Another difference for EMs is a lack of a welfare state and often little in the way of democracy, which both give some advantages to their economies.

Obviously welfare is a huge drain on a state's resources as its population ages. Without politicians making short-term, ballot box-led decisions, such as increasing or introducing benefits to those who are less advantaged, the families in these countries will have to look out for the older generations and also increase savings for their own retirement.

I see it that these will produce headwinds, as money circulates more slowly, for those countries' private sectors without government/central bank aid.

Love that quote, RW.

Mike C said...

When I put this puzzle together, this is what I get.
MikeC, hope things are well.


Hi Jeff,

Thanks for the thought. Same boat here as you just trying to put this puzzle together. What is this? Start of new secular bull? Probably not. 3rd-4th inning of a 2-3 year cyclical bull? Or a massive bear market rally putting in a double top at 1150?

I'm with SEG here. The preponderance of evidence I think suggests multi-year cyclical bull I think.

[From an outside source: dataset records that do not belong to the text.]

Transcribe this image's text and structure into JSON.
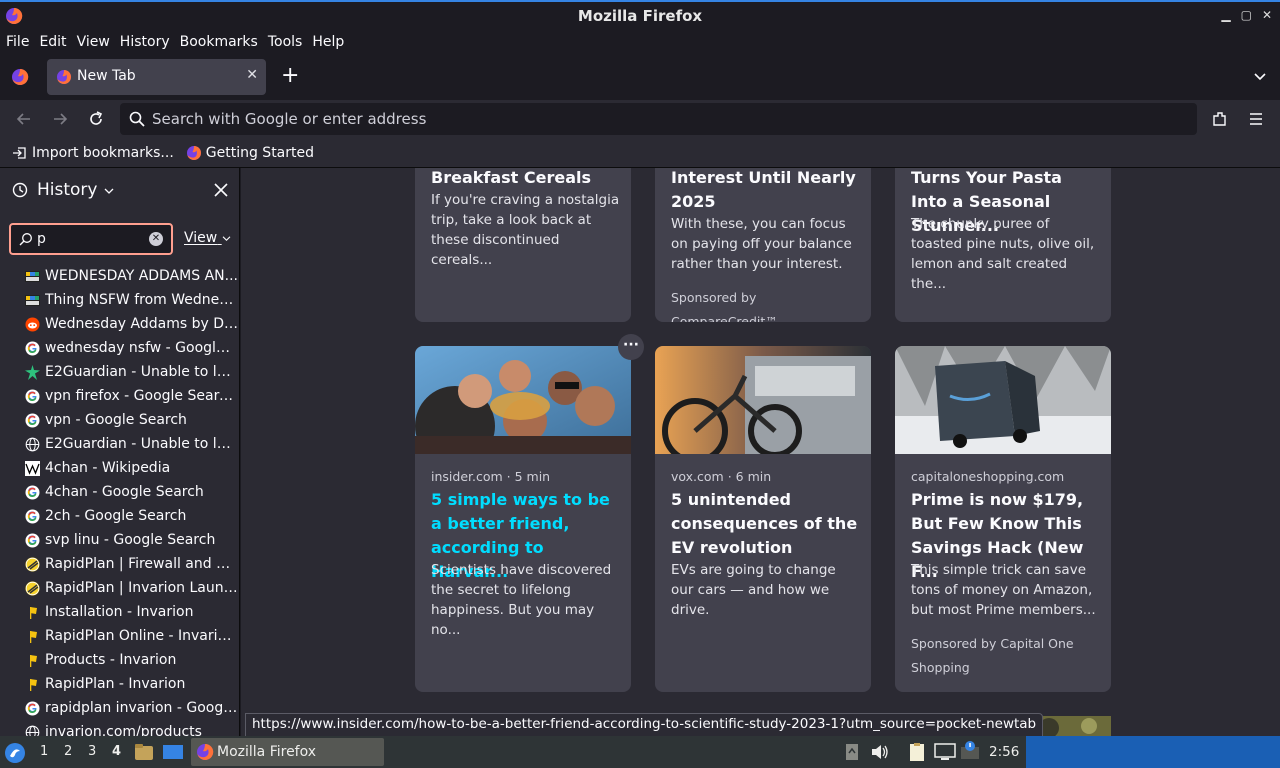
{
  "window": {
    "title": "Mozilla Firefox",
    "min": "▁",
    "max": "▢",
    "close": "✕"
  },
  "menu": [
    "File",
    "Edit",
    "View",
    "History",
    "Bookmarks",
    "Tools",
    "Help"
  ],
  "tab": {
    "title": "New Tab",
    "close": "✕",
    "new": "+"
  },
  "urlbar": {
    "placeholder": "Search with Google or enter address"
  },
  "bookmarks": [
    {
      "label": "Import bookmarks..."
    },
    {
      "label": "Getting Started"
    }
  ],
  "sidebar": {
    "title": "History",
    "search_value": "p",
    "view_label": "View",
    "items": [
      {
        "label": "WEDNESDAY ADDAMS AN...",
        "icon": "tv"
      },
      {
        "label": "Thing NSFW from Wednes...",
        "icon": "tv"
      },
      {
        "label": "Wednesday Addams by Db...",
        "icon": "reddit"
      },
      {
        "label": "wednesday nsfw - Google ...",
        "icon": "google"
      },
      {
        "label": "E2Guardian - Unable to loa...",
        "icon": "e2"
      },
      {
        "label": "vpn firefox - Google Searc...",
        "icon": "google"
      },
      {
        "label": "vpn - Google Search",
        "icon": "google"
      },
      {
        "label": "E2Guardian - Unable to loa...",
        "icon": "globe"
      },
      {
        "label": "4chan - Wikipedia",
        "icon": "wiki"
      },
      {
        "label": "4chan - Google Search",
        "icon": "google"
      },
      {
        "label": "2ch - Google Search",
        "icon": "google"
      },
      {
        "label": "svp linu - Google Search",
        "icon": "google"
      },
      {
        "label": "RapidPlan | Firewall and Pr...",
        "icon": "rapid"
      },
      {
        "label": "RapidPlan | Invarion Launc...",
        "icon": "rapid"
      },
      {
        "label": "Installation - Invarion",
        "icon": "flag"
      },
      {
        "label": "RapidPlan Online - Invario...",
        "icon": "flag"
      },
      {
        "label": "Products - Invarion",
        "icon": "flag"
      },
      {
        "label": "RapidPlan - Invarion",
        "icon": "flag"
      },
      {
        "label": "rapidplan invarion - Googl...",
        "icon": "google"
      },
      {
        "label": "invarion.com/products",
        "icon": "globe"
      }
    ]
  },
  "cards_top": [
    {
      "headline": "Breakfast Cereals",
      "desc": "If you're craving a nostalgia trip, take a look back at these discontinued cereals...",
      "sponsor": ""
    },
    {
      "headline": "Interest Until Nearly 2025",
      "desc": "With these, you can focus on paying off your balance rather than your interest.",
      "sponsor": "Sponsored by CompareCredit™"
    },
    {
      "headline": "Turns Your Pasta Into a Seasonal Stunner...",
      "desc": "The chunky puree of toasted pine nuts, olive oil, lemon and salt created the...",
      "sponsor": ""
    }
  ],
  "cards": [
    {
      "source": "insider.com · 5 min",
      "headline": "5 simple ways to be a better friend, according to Harvar...",
      "desc": "Scientists have discovered the secret to lifelong happiness. But you may no...",
      "sponsor": "",
      "image": "friends-photo",
      "headline_color": "#00ddff"
    },
    {
      "source": "vox.com · 6 min",
      "headline": "5 unintended consequences of the EV revolution",
      "desc": "EVs are going to change our cars — and how we drive.",
      "sponsor": "",
      "image": "ebike-photo",
      "headline_color": "#fbfbfe"
    },
    {
      "source": "capitaloneshopping.com",
      "headline": "Prime is now $179, But Few Know This Savings Hack (New F...",
      "desc": "This simple trick can save tons of money on Amazon, but most Prime members...",
      "sponsor": "Sponsored by Capital One Shopping",
      "image": "amazon-van-photo",
      "headline_color": "#fbfbfe"
    }
  ],
  "card_menu": "···",
  "status_url": "https://www.insider.com/how-to-be-a-better-friend-according-to-scientific-study-2023-1?utm_source=pocket-newtab",
  "taskbar": {
    "workspaces": [
      "1",
      "2",
      "3",
      "4"
    ],
    "app": "Mozilla Firefox",
    "clock": "2:56"
  },
  "colors": {
    "accent": "#3584e4",
    "link": "#00ddff",
    "focus": "#ff9f8f"
  }
}
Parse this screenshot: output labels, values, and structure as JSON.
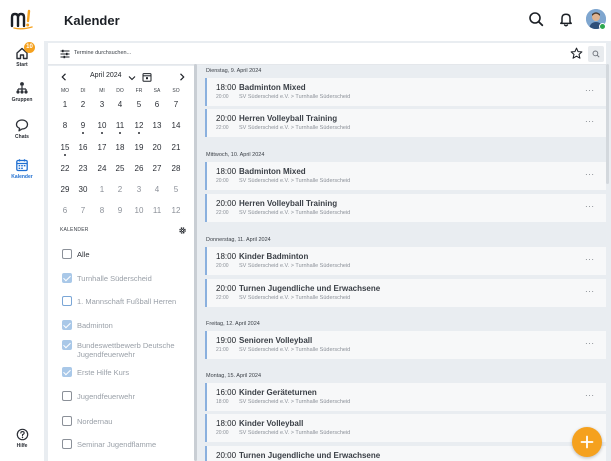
{
  "app": {
    "title": "Kalender",
    "colors": {
      "accent": "#1f6fd1",
      "badge": "#f5a11e",
      "fab": "#f5a11e",
      "online": "#2fa84f"
    }
  },
  "rail": {
    "logo_icon": "m-logo",
    "items": [
      {
        "label": "Start",
        "icon": "home-icon",
        "badge": "10"
      },
      {
        "label": "Gruppen",
        "icon": "groups-icon"
      },
      {
        "label": "Chats",
        "icon": "chat-icon"
      },
      {
        "label": "Kalender",
        "icon": "calendar-icon",
        "active": true
      }
    ],
    "help_label": "Hilfe"
  },
  "header": {
    "icons": [
      "search-icon",
      "bell-icon",
      "avatar"
    ]
  },
  "search": {
    "placeholder": "Termine durchsuchen..."
  },
  "calendar": {
    "month_label": "April 2024",
    "weekdays": [
      "MO",
      "DI",
      "MI",
      "DO",
      "FR",
      "SA",
      "SO"
    ],
    "weeks": [
      [
        "1",
        "2",
        "3",
        "4",
        "5",
        "6",
        "7"
      ],
      [
        "8",
        "9",
        "10",
        "11",
        "12",
        "13",
        "14"
      ],
      [
        "15",
        "16",
        "17",
        "18",
        "19",
        "20",
        "21"
      ],
      [
        "22",
        "23",
        "24",
        "25",
        "26",
        "27",
        "28"
      ],
      [
        "29",
        "30",
        "1",
        "2",
        "3",
        "4",
        "5"
      ],
      [
        "6",
        "7",
        "8",
        "9",
        "10",
        "11",
        "12"
      ]
    ]
  },
  "calendars": {
    "heading": "KALENDER",
    "items": [
      {
        "label": "Alle",
        "state": "off"
      },
      {
        "label": "Turnhalle Süderscheid",
        "state": "on"
      },
      {
        "label": "1. Mannschaft Fußball Herren",
        "state": "off-blue"
      },
      {
        "label": "Badminton",
        "state": "on"
      },
      {
        "label": "Bundeswettbewerb Deutsche Jugendfeuerwehr",
        "state": "on"
      },
      {
        "label": "Erste Hilfe Kurs",
        "state": "on"
      },
      {
        "label": "Jugendfeuerwehr",
        "state": "off"
      },
      {
        "label": "Nordernau",
        "state": "off"
      },
      {
        "label": "Seminar Jugendflamme",
        "state": "off"
      }
    ]
  },
  "events": {
    "more_label": "···",
    "days": [
      {
        "heading": "Dienstag, 9. April 2024",
        "items": [
          {
            "start": "18:00",
            "end": "20:00",
            "title": "Badminton Mixed",
            "location": "SV Süderscheid e.V. > Turnhalle Süderscheid"
          },
          {
            "start": "20:00",
            "end": "22:00",
            "title": "Herren Volleyball Training",
            "location": "SV Süderscheid e.V. > Turnhalle Süderscheid"
          }
        ]
      },
      {
        "heading": "Mittwoch, 10. April 2024",
        "items": [
          {
            "start": "18:00",
            "end": "20:00",
            "title": "Badminton Mixed",
            "location": "SV Süderscheid e.V. > Turnhalle Süderscheid"
          },
          {
            "start": "20:00",
            "end": "22:00",
            "title": "Herren Volleyball Training",
            "location": "SV Süderscheid e.V. > Turnhalle Süderscheid"
          }
        ]
      },
      {
        "heading": "Donnerstag, 11. April 2024",
        "items": [
          {
            "start": "18:00",
            "end": "20:00",
            "title": "Kinder Badminton",
            "location": "SV Süderscheid e.V. > Turnhalle Süderscheid"
          },
          {
            "start": "20:00",
            "end": "22:00",
            "title": "Turnen Jugendliche und Erwachsene",
            "location": "SV Süderscheid e.V. > Turnhalle Süderscheid"
          }
        ]
      },
      {
        "heading": "Freitag, 12. April 2024",
        "items": [
          {
            "start": "19:00",
            "end": "21:00",
            "title": "Senioren Volleyball",
            "location": "SV Süderscheid e.V. > Turnhalle Süderscheid"
          }
        ]
      },
      {
        "heading": "Montag, 15. April 2024",
        "items": [
          {
            "start": "16:00",
            "end": "18:00",
            "title": "Kinder Geräteturnen",
            "location": "SV Süderscheid e.V. > Turnhalle Süderscheid"
          },
          {
            "start": "18:00",
            "end": "20:00",
            "title": "Kinder Volleyball",
            "location": "SV Süderscheid e.V. > Turnhalle Süderscheid"
          },
          {
            "start": "20:00",
            "end": "",
            "title": "Turnen Jugendliche und Erwachsene",
            "location": ""
          }
        ]
      }
    ]
  }
}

I think we go past May 2010, but I'll respond to the technical evidence as it emerges. Valuations suck here, but the trend is up.

http://www.decisionpoint.com/ChartSpotliteFiles/100312_cspot.html

I am concerned about the consistent overvalue condition that has been the norm since the early 1990s, but it has persisted through two bull markets and two bear markets, demonstrating that investors just don't care about value. And the value range analysis we do, while an interesting curiosity, is not of much use for decision-making in the current environment. Follow the trend.

http://www.optionetics.com/market/articles/22401?utm_source=optionetics&utm_medium=wnl&utm_campaign=

http://www.tradersnarrative.com/lowry-research-update-cyclical-bull-market-intact-3695.html

I just want to try and leave the party before the clock strikes midnight.